The 4 Main Toxins Which Drive Many Modern Diseases
Imagine a world where:
- diabetes, heart diseases, autoimmunity and other modern diseases are rare or don’t exist at all
- we are naturally lean and fit
- we are fertile throughout our childbearing years
- we sleep peacefully and deeply
- we age gracefully without degenerative diseases like Alzheimer’s and osteoporosis
While this might sound like pure fantasy today, anthropological evidence suggests that this is exactly how human beings lived for the vast majority of our evolutionary history.

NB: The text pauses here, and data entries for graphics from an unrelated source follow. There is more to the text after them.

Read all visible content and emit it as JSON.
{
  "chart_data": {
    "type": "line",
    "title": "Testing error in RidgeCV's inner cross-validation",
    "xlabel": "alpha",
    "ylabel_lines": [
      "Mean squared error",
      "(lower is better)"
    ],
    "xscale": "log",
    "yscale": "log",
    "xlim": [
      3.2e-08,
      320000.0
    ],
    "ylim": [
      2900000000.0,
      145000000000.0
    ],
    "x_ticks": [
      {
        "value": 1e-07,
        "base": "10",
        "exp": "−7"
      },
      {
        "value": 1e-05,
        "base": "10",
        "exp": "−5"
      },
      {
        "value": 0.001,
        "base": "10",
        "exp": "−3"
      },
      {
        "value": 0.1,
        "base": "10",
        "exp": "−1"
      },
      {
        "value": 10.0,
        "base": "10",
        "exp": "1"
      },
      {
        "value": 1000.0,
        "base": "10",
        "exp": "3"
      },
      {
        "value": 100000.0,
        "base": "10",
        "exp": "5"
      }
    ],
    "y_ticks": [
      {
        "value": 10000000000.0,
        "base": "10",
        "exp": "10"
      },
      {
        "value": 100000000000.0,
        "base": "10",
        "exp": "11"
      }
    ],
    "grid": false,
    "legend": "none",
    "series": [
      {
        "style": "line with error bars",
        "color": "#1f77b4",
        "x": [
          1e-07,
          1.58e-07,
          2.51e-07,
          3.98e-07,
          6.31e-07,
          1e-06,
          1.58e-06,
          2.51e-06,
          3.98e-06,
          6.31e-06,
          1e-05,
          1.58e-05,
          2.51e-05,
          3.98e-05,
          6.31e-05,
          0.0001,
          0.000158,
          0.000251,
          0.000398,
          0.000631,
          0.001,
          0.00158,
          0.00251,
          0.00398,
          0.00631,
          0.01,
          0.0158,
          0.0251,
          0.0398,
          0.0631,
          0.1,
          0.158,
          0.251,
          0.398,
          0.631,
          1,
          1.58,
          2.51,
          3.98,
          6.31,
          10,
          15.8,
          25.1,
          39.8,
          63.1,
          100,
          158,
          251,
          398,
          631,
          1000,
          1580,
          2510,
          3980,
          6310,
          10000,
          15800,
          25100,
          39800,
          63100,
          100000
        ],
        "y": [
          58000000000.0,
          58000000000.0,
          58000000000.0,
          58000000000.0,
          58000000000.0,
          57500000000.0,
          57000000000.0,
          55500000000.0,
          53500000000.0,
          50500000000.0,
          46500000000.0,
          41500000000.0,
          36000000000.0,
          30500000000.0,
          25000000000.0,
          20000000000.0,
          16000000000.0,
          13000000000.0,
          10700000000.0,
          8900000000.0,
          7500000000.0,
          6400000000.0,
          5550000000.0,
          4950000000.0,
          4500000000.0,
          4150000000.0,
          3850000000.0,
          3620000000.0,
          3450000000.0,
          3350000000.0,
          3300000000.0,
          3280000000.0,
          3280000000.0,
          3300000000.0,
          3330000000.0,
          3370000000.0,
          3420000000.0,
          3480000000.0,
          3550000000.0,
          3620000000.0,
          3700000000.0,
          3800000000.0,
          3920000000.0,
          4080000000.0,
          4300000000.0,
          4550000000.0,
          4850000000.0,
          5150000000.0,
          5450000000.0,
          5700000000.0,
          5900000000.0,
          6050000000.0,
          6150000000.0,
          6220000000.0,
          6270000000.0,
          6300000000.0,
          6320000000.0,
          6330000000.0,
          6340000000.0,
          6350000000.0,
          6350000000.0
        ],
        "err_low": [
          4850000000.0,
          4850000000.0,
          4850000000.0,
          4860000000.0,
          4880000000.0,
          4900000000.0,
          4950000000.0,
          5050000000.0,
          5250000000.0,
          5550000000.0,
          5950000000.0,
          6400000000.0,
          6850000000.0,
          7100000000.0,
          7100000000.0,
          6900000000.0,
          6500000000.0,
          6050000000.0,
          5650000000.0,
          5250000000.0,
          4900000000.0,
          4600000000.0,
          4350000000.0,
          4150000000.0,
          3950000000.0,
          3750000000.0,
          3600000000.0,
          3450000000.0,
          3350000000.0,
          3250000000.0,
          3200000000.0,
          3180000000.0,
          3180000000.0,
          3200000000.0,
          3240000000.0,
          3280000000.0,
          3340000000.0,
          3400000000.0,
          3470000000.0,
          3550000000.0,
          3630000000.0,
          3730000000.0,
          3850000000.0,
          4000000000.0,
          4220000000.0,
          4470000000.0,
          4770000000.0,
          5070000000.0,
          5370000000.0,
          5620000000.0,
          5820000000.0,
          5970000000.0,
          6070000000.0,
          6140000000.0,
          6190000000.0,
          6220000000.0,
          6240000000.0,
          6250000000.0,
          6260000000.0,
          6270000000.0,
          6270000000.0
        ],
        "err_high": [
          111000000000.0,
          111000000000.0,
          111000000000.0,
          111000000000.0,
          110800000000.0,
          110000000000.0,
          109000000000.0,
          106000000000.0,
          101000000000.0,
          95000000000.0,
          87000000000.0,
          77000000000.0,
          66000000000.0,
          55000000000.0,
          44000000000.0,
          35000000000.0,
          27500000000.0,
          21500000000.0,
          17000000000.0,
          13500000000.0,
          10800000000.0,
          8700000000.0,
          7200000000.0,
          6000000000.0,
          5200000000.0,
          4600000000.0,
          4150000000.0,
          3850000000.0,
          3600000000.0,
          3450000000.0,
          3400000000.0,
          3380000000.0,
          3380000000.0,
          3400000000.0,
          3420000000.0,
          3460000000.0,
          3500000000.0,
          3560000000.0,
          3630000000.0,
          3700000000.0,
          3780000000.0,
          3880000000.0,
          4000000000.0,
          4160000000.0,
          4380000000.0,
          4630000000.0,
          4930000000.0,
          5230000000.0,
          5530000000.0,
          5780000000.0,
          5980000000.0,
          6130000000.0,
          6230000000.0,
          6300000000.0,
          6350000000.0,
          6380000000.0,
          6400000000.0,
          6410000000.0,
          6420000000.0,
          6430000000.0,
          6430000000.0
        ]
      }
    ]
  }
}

Today, most people accept diseases like obesity, diabetes, infertility and Alzheimer’s as “normal”. But while these diseases may now be common, they’re anything but normal. Humans evolved roughly 2.5 million years ago, and for roughly 84,000 generations we were naturally free of the modern diseases which kill millions of people each year and make countless others miserable. In fact, the world I asked you to imagine above – which may seem preposterous and unattainable today – was the natural human state for our entire history on this planet up until a couple hundred years ago.
What was responsible for the change? What transformed us from naturally healthy and vital people free of degenerative disease into a world of sick, fat, infertile and unhappy people?
In a word? The modern lifestyle. And though there are several aspects of our current lifestyle that contribute to disease, the widespread consumption of food toxins is by far the greatest offender. Specifically, the following four dietary toxins are to blame:
- Cereal grains (especially refined flour)
- Omega-6 industrial seed oils (corn, cottonseed, safflower, soybean, etc.)
- Sugar (especially high-fructose corn syrup)
- Processed soy (soy milk, soy protein, soy flour, etc.)
What is a toxin?
At the simplest level, a toxin is something capable of causing disease or damaging tissue when it enters the body. When most people hear the word “toxin”, they think of chemicals like pesticides, heavy metals or other industrial pollutants. But even beneficial nutrients like water, which are necessary to sustain life, are toxic at high doses.
In their book The Perfect Health Diet, Paul & Shou-Ching Jaminet apply the economic principle of declining marginal benefits to toxins:
It implies that the first bit eaten of any toxin has low toxicity. Each additional bit is slightly more toxic than the bit before. At higher doses, the toxicity of each bit continues to increase, so that the toxin is increasingly poisonous.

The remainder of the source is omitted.